Neste contexto, destaca-se o artigo do militante do BE, João Teixeira Lopes, publicado no «Público» de 8 do corrente, em que, apesar de causticar a diabolização «de forma constante e provocatória ⌠de⌡uma classe profissional que tem de ser envolvida e não afastada dos processos de mudança», traça um panorama sociológico das instituições escolares que fundamentalmente reproduz as diferenças das classes sociais, incluindo uns e excluindo outros, lembrando que, se existe uma realidade «que massacra (…) centenas de professores», também a escola exerce violência sobre muitos alunos, os mais desfavorecidos, «abandonando-os e humilhando-os, tantas vezes, no pretexto do estereótipo da ignorância, da estupidez, ou do “tu não nasceste para isto”».

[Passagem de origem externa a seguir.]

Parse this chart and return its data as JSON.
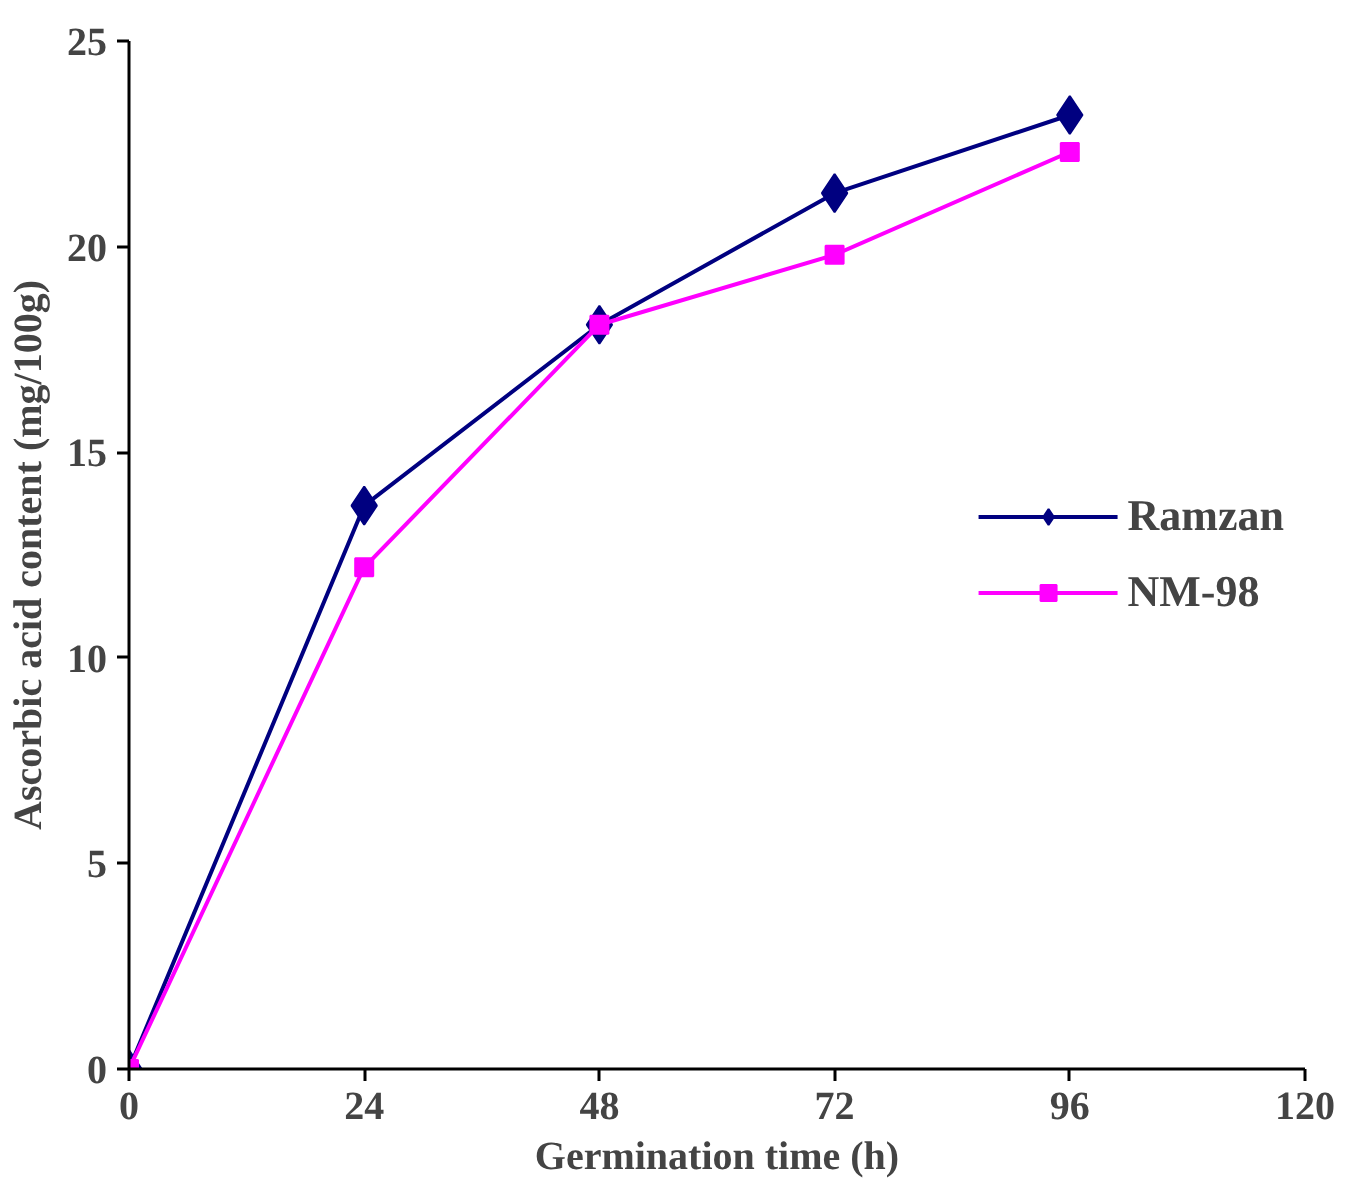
{
  "chart_data": {
    "type": "line",
    "xlabel": "Germination time (h)",
    "ylabel": "Ascorbic acid content (mg/100g)",
    "x": [
      0,
      24,
      48,
      72,
      96
    ],
    "series": [
      {
        "name": "Ramzan",
        "color": "#000080",
        "marker": "diamond",
        "values": [
          0,
          13.7,
          18.1,
          21.3,
          23.2
        ]
      },
      {
        "name": "NM-98",
        "color": "#ff00ff",
        "marker": "square",
        "values": [
          0,
          12.2,
          18.1,
          19.8,
          22.3
        ]
      }
    ],
    "xlim": [
      0,
      120
    ],
    "xticks": [
      0,
      24,
      48,
      72,
      96,
      120
    ],
    "ylim": [
      0,
      25
    ],
    "yticks": [
      0,
      5,
      10,
      15,
      20,
      25
    ],
    "grid": false,
    "legend": "right",
    "line_style": "solid"
  }
}
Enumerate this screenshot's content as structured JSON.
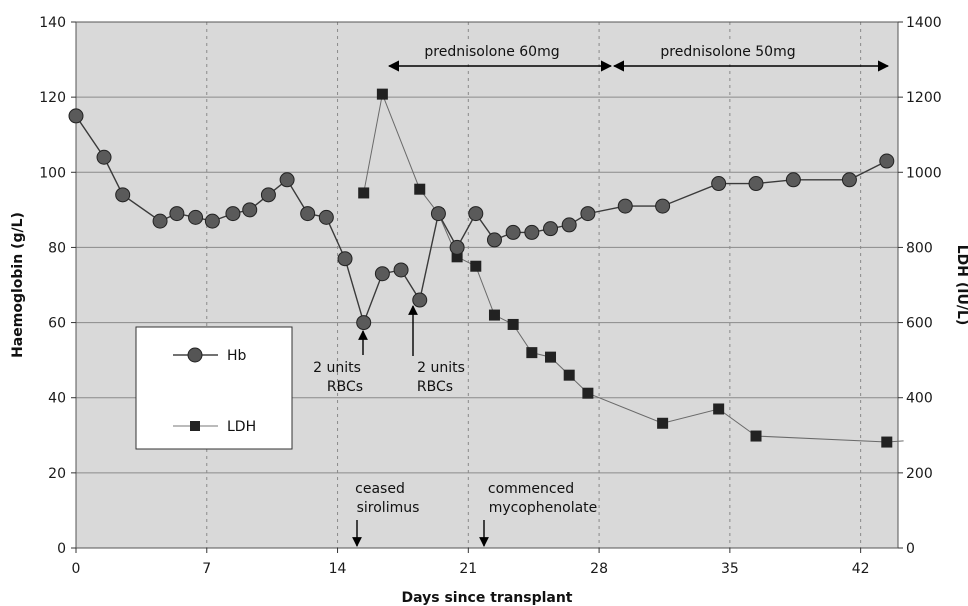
{
  "chart_data": {
    "type": "line",
    "xlabel": "Days since transplant",
    "ylabel_left": "Haemoglobin (g/L)",
    "ylabel_right": "LDH (IU/L)",
    "xlim": [
      0,
      44
    ],
    "ylim_left": [
      0,
      140
    ],
    "ylim_right": [
      0,
      1400
    ],
    "xticks": [
      "0",
      "7",
      "14",
      "21",
      "28",
      "35",
      "42"
    ],
    "yticks_left": [
      "0",
      "20",
      "40",
      "60",
      "80",
      "100",
      "120",
      "140"
    ],
    "yticks_right": [
      "0",
      "200",
      "400",
      "600",
      "800",
      "1000",
      "1200",
      "1400"
    ],
    "grid": "horizontal solid, vertical dashed",
    "background": "#d9d9d9",
    "legend_position": "left-middle",
    "series": [
      {
        "name": "Hb",
        "axis": "left",
        "marker": "circle",
        "x": [
          0,
          1.5,
          2.5,
          4.5,
          5.4,
          6.4,
          7.3,
          8.4,
          9.3,
          10.3,
          11.3,
          12.4,
          13.4,
          14.4,
          15.4,
          16.4,
          17.4,
          18.4,
          19.4,
          20.4,
          21.4,
          22.4,
          23.4,
          24.4,
          25.4,
          26.4,
          27.4,
          29.4,
          31.4,
          34.4,
          36.4,
          38.4,
          41.4,
          43.4
        ],
        "y": [
          115,
          104,
          94,
          87,
          89,
          88,
          87,
          89,
          90,
          94,
          98,
          89,
          88,
          77,
          60,
          73,
          74,
          66,
          89,
          80,
          89,
          82,
          84,
          84,
          85,
          86,
          89,
          91,
          91,
          97,
          97,
          98,
          98,
          103
        ]
      },
      {
        "name": "LDH",
        "axis": "right",
        "marker": "square",
        "x": [
          15.4,
          16.4,
          18.4,
          19.4,
          20.4,
          21.4,
          22.4,
          23.4,
          24.4,
          25.4,
          26.4,
          27.4,
          31.4,
          34.4,
          36.4,
          43.4,
          44.3
        ],
        "y": [
          945,
          1208,
          955,
          890,
          775,
          750,
          620,
          595,
          520,
          508,
          460,
          412,
          332,
          370,
          298,
          282,
          285
        ]
      }
    ],
    "annotations": {
      "rbc1": {
        "line1": "2 units",
        "line2": "RBCs"
      },
      "rbc2": {
        "line1": "2 units",
        "line2": "RBCs"
      },
      "sirolimus": {
        "line1": "ceased",
        "line2": "sirolimus"
      },
      "mycophenolate": {
        "line1": "commenced",
        "line2": "mycophenolate"
      },
      "pred60": "prednisolone 60mg",
      "pred50": "prednisolone 50mg"
    }
  }
}
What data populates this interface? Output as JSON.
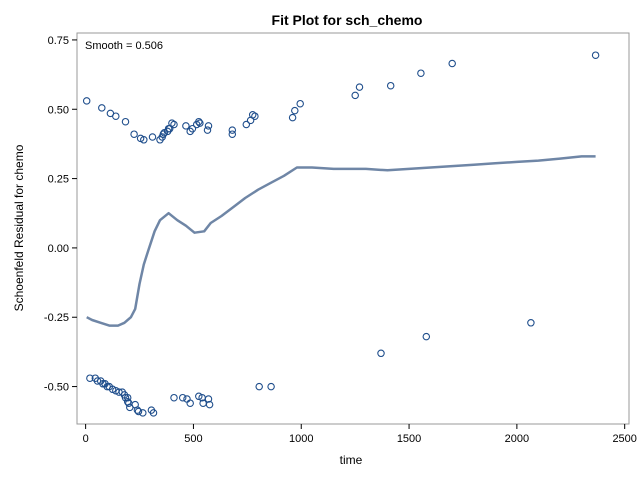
{
  "chart_data": {
    "type": "scatter",
    "title": "Fit Plot for sch_chemo",
    "xlabel": "time",
    "ylabel": "Schoenfeld Residual for chemo",
    "annotation": "Smooth = 0.506",
    "xlim": [
      -40,
      2520
    ],
    "ylim": [
      -0.635,
      0.775
    ],
    "xticks": [
      0,
      500,
      1000,
      1500,
      2000,
      2500
    ],
    "xtick_labels": [
      "0",
      "500",
      "1000",
      "1500",
      "2000",
      "2500"
    ],
    "yticks": [
      -0.5,
      -0.25,
      0.0,
      0.25,
      0.5,
      0.75
    ],
    "ytick_labels": [
      "-0.50",
      "-0.25",
      "0.00",
      "0.25",
      "0.50",
      "0.75"
    ],
    "grid": false,
    "colors": {
      "points": "#1f4e8c",
      "smooth": "#6f86a6",
      "frame": "#999999"
    },
    "points": [
      [
        5,
        0.53
      ],
      [
        75,
        0.505
      ],
      [
        115,
        0.485
      ],
      [
        140,
        0.475
      ],
      [
        185,
        0.455
      ],
      [
        225,
        0.41
      ],
      [
        255,
        0.395
      ],
      [
        270,
        0.39
      ],
      [
        310,
        0.4
      ],
      [
        345,
        0.39
      ],
      [
        355,
        0.4
      ],
      [
        360,
        0.41
      ],
      [
        365,
        0.415
      ],
      [
        380,
        0.42
      ],
      [
        385,
        0.43
      ],
      [
        390,
        0.43
      ],
      [
        400,
        0.45
      ],
      [
        410,
        0.445
      ],
      [
        465,
        0.44
      ],
      [
        485,
        0.42
      ],
      [
        495,
        0.43
      ],
      [
        515,
        0.445
      ],
      [
        525,
        0.455
      ],
      [
        530,
        0.45
      ],
      [
        565,
        0.425
      ],
      [
        570,
        0.44
      ],
      [
        680,
        0.41
      ],
      [
        680,
        0.425
      ],
      [
        745,
        0.445
      ],
      [
        765,
        0.46
      ],
      [
        775,
        0.48
      ],
      [
        785,
        0.475
      ],
      [
        960,
        0.47
      ],
      [
        970,
        0.495
      ],
      [
        995,
        0.52
      ],
      [
        1250,
        0.55
      ],
      [
        1270,
        0.58
      ],
      [
        1415,
        0.585
      ],
      [
        1555,
        0.63
      ],
      [
        1700,
        0.665
      ],
      [
        2365,
        0.695
      ],
      [
        20,
        -0.47
      ],
      [
        45,
        -0.47
      ],
      [
        55,
        -0.48
      ],
      [
        70,
        -0.48
      ],
      [
        80,
        -0.49
      ],
      [
        90,
        -0.49
      ],
      [
        100,
        -0.5
      ],
      [
        110,
        -0.5
      ],
      [
        125,
        -0.51
      ],
      [
        140,
        -0.515
      ],
      [
        155,
        -0.52
      ],
      [
        170,
        -0.52
      ],
      [
        180,
        -0.53
      ],
      [
        185,
        -0.54
      ],
      [
        195,
        -0.54
      ],
      [
        195,
        -0.555
      ],
      [
        200,
        -0.56
      ],
      [
        205,
        -0.575
      ],
      [
        230,
        -0.565
      ],
      [
        240,
        -0.585
      ],
      [
        245,
        -0.59
      ],
      [
        265,
        -0.595
      ],
      [
        305,
        -0.585
      ],
      [
        315,
        -0.595
      ],
      [
        410,
        -0.54
      ],
      [
        450,
        -0.54
      ],
      [
        470,
        -0.545
      ],
      [
        485,
        -0.56
      ],
      [
        525,
        -0.535
      ],
      [
        540,
        -0.54
      ],
      [
        545,
        -0.56
      ],
      [
        570,
        -0.545
      ],
      [
        575,
        -0.565
      ],
      [
        805,
        -0.5
      ],
      [
        860,
        -0.5
      ],
      [
        1370,
        -0.38
      ],
      [
        1580,
        -0.32
      ],
      [
        2065,
        -0.27
      ]
    ],
    "smooth": [
      [
        5,
        -0.25
      ],
      [
        30,
        -0.26
      ],
      [
        70,
        -0.27
      ],
      [
        110,
        -0.28
      ],
      [
        150,
        -0.28
      ],
      [
        180,
        -0.27
      ],
      [
        210,
        -0.25
      ],
      [
        230,
        -0.22
      ],
      [
        250,
        -0.13
      ],
      [
        270,
        -0.06
      ],
      [
        290,
        -0.01
      ],
      [
        320,
        0.06
      ],
      [
        345,
        0.1
      ],
      [
        385,
        0.125
      ],
      [
        425,
        0.1
      ],
      [
        465,
        0.08
      ],
      [
        505,
        0.055
      ],
      [
        550,
        0.06
      ],
      [
        580,
        0.09
      ],
      [
        630,
        0.115
      ],
      [
        690,
        0.15
      ],
      [
        740,
        0.18
      ],
      [
        800,
        0.21
      ],
      [
        860,
        0.235
      ],
      [
        920,
        0.26
      ],
      [
        980,
        0.29
      ],
      [
        1050,
        0.29
      ],
      [
        1150,
        0.285
      ],
      [
        1300,
        0.285
      ],
      [
        1400,
        0.28
      ],
      [
        1500,
        0.285
      ],
      [
        1600,
        0.29
      ],
      [
        1700,
        0.295
      ],
      [
        1800,
        0.3
      ],
      [
        1900,
        0.305
      ],
      [
        2000,
        0.31
      ],
      [
        2100,
        0.315
      ],
      [
        2200,
        0.322
      ],
      [
        2300,
        0.33
      ],
      [
        2365,
        0.33
      ]
    ]
  }
}
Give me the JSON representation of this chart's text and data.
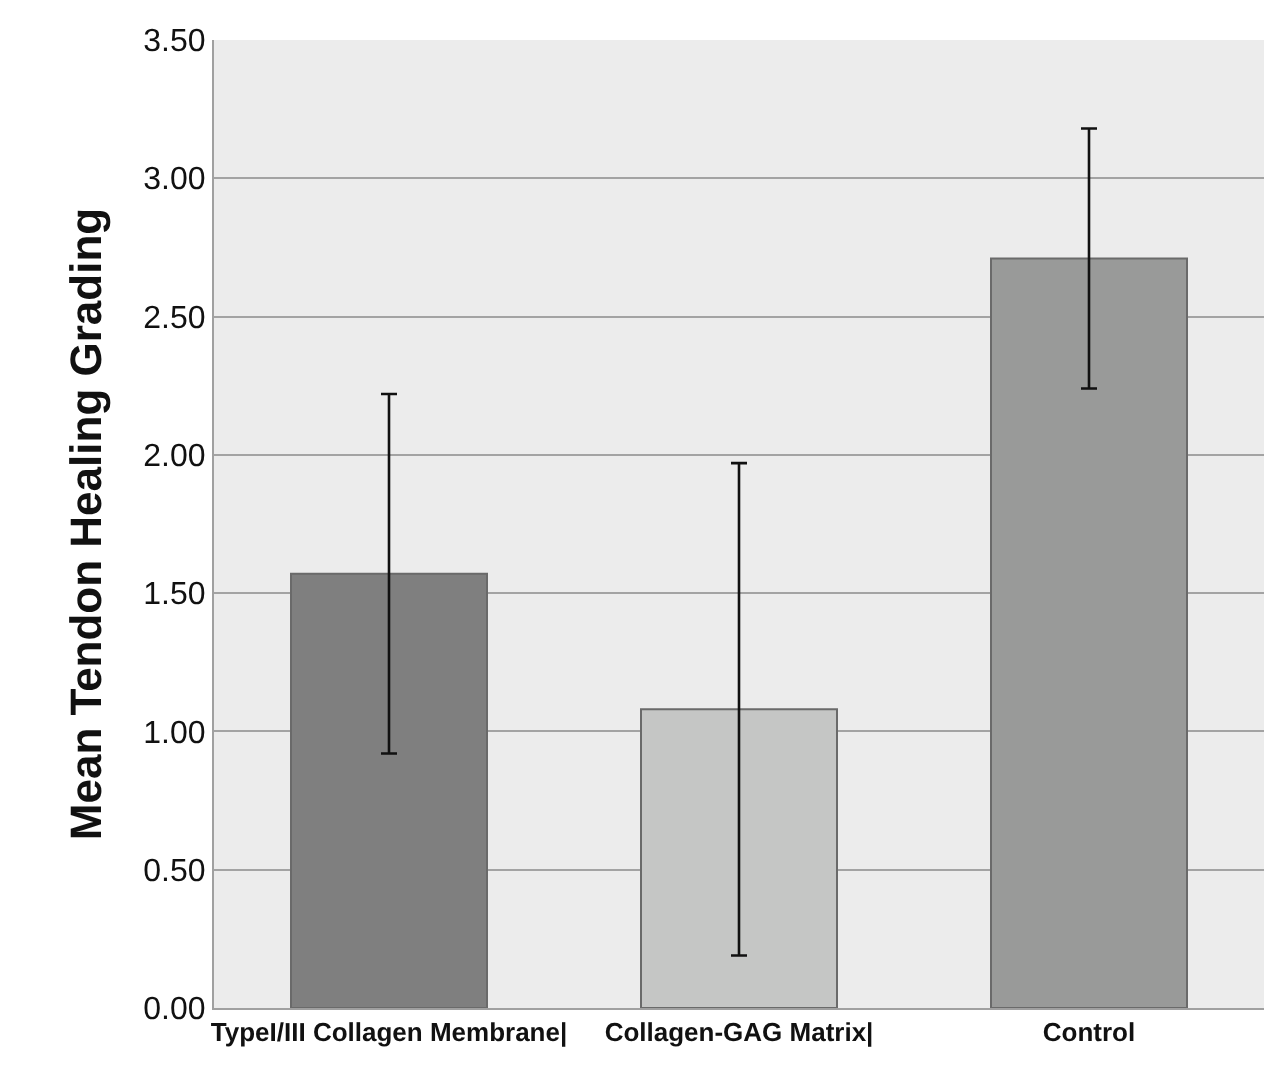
{
  "chart_data": {
    "type": "bar",
    "ylabel": "Mean Tendon Healing Grading",
    "categories": [
      "TypeI/III Collagen Membrane|",
      "Collagen-GAG Matrix|",
      "Control"
    ],
    "values": [
      1.57,
      1.08,
      2.71
    ],
    "colors": [
      "#7f7f7f",
      "#c5c6c5",
      "#999a99"
    ],
    "errors": [
      0.65,
      0.89,
      0.47
    ],
    "ylim": [
      0,
      3.5
    ],
    "yticks": [
      {
        "value": 0,
        "label": "0.00"
      },
      {
        "value": 0.5,
        "label": "0.50"
      },
      {
        "value": 1,
        "label": "1.00"
      },
      {
        "value": 1.5,
        "label": "1.50"
      },
      {
        "value": 2,
        "label": "2.00"
      },
      {
        "value": 2.5,
        "label": "2.50"
      },
      {
        "value": 3,
        "label": "3.00"
      },
      {
        "value": 3.5,
        "label": "3.50"
      }
    ],
    "grid": "y"
  }
}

Ora, não pretendendo alongar-me mais, retiro para já estas conclusões: a) – O Governo tem atacado várias corporações profissionais, a pretexto de ataque aos privilégios e ineficiência dos serviços, que realmente existe em muitos casos; tem-no feito de forma demagógica, quer tomando medidas que primam sobretudo pela espectacularidade e por um populismo de óbvias intenções, quer pondo em causa ou permitindo que se ponha em causa a honorabilidade desta ou daquela classe profissional no seu conjunto (hoje, os magistrados; amanhã, os funcionários públicos de uma forma geral; mais adiante, os professores, e por aí fora); b) – Cada classe profissional atacada reage invariavelmente como se fosse o principal alvo eleito de medidas persecutórias, dramatizando as condições em que trabalha, mas com frequência muitos dos «humilhados e ofendidos» de hoje, que com toda a razão se encolerizam por se verem identificados com a inoperância do sistema, que os ultrapassa e pela qual é injusto que sejam responsabilizados, pelo menos globalmente, gozaram o espectáculo da humilhação dos outros e até «ajudaram à missa», como se costuma dizer, sem curarem de saber das razões que lhes assistem e sem perceberem o método maquiavélico que está em jogo; c) – Esse método consiste em atacar cirurgicamente este e aquele grupo ou corporação profissionais para criar a divisão, segundo o princípio de que se deve dividir para reinar, ao mesmo tempo que se procura atrair a simpatia popular por meio de medidas que caem no goto do povinho, mas que, muitas vezes, ofendem perigosamente a auto-estima dos profissionais de certo ramo, levando-os a perder as estribeiras e a lucidez para analisarem friamente as situações.